13Comment le dandy pourrait-il maintenir sa distinction si elle est immédiatement agrégée à la mode ? Comment parviendrait-il à redonner au mot son sens premier, qui n’est pas celui de l’usage ? En conquérant le nom, on ne gagne pas pour autant le statut. Peut-être pourra-t-on se faire baptiser « dandy », mais de là à assumer tout le poids politique et subversif de la position, rien n’est moins sûr. Une fois la mode établie, il y aura la cohorte des « suiveurs », les faux dandys qui se targue de l’être, ceux qui « par leur impuissance », pour reprendre Baudelaire, « élèv[ent] le poncif aux honneurs du style »2.

14Pourtant, si l’on voulait être en accord avec les principes que Barbey ou Baudelaire avaient énoncés, être dandy ce ne serait pas tant accéder à une notoriété certaine mais plutôt se résoudre dans un anonymat souverain, aussi invisible qu’influent. Sous les feux d’une rampe privilégiant le clinquant et l’extraordinaire, le pseudo-dandy contemporain oublie que sa moitié historique est faite de banal et de commun. Et que c’est par l’alliance oxymorique de ces deux pôles, moitié emphase, moitié ascèse, qu’il gagne son essence singulière. Les anecdotes de Brummell, que, dans les premières décennies du XIXe siècle, William Hazlitt prit tant de soin à restituer, en font état : seul, « le plus grand des petits esprits » (« the greatest of small wits ») pouvait relever l’importance de « sa jambe préférée » ou d’un bon mot qui « frôle l’extrême bord de la vacuité »3. Même lorsqu’on vient à parler de dandysme littéraire, il y a déjà entrave à la notion de dandysme pur, telle que Brummell la personnifiait. En daignant prendre la plume et se plier à des contraintes de formes, l’auteur devient un peu moins futile, un peu moins indifférent et s’engage dans un chemin où la nonchalance n’a plus cours.

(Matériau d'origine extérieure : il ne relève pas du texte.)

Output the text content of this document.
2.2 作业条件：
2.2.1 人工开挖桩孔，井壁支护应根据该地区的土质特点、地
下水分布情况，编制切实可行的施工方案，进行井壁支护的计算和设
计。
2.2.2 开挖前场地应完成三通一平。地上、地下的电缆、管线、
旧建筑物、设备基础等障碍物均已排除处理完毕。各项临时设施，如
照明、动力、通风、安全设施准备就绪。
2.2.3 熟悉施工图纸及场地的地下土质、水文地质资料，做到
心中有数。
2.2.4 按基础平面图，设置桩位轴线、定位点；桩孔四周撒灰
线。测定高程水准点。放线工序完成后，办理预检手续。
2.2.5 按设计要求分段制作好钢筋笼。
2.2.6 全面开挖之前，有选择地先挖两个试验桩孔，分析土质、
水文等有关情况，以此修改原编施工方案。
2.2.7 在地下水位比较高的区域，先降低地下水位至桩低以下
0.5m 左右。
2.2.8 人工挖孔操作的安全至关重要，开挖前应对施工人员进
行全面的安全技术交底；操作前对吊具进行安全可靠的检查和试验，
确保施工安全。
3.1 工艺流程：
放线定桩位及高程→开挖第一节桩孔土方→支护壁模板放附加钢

Le livre est encore une résistance à la disparition vers laquelle tendait la conception absolue de Brummell.

15Le dandysme, comme tout effet de mode, a fait l’objet d’une récupération qui résorbe toute singularité. Plus son développement a pris de l’ampleur, plus on a vu que le message subversif qu’il portait a complètement changé de sens. Étant devenu synonyme strict de la mode, sa position marginale, inattaquable et inaliénable, qui avait été conquise de haute lutte au sortir de la Restauration, a complètement disparu. Ce « caractère d’opposition et de révolte » que Baudelaire pouvait encore voir n’a pu être maintenu dès lors qu’il fut pris comme un mot d’ordre banalisé. Roland Barthes, s’attachant au seul vêtement, ne s’était pas trompé lorsqu’il annonçait, dans un article de 1962, que c’était la Mode elle-même qui avait mis à mort le dandy :

Inoculer, à travers la Mode, un peu de dandysme à tout le vêtement contemporain, c’était fatalement tuer le dandysme lui-même, puisque, par essence, il était condamné à être radical ou à n’être pas4.

16Le verdict reste aujourd’hui inchangé. Il en va du dandy contemporain comme de la perte d’auréole ; un élégant traverse le boulevard, ses insignes tombent dans la boue et, n’ayant pas le courage de les ramasser, les laisse à d’autres qui pourront toujours s’en coiffer impudemment.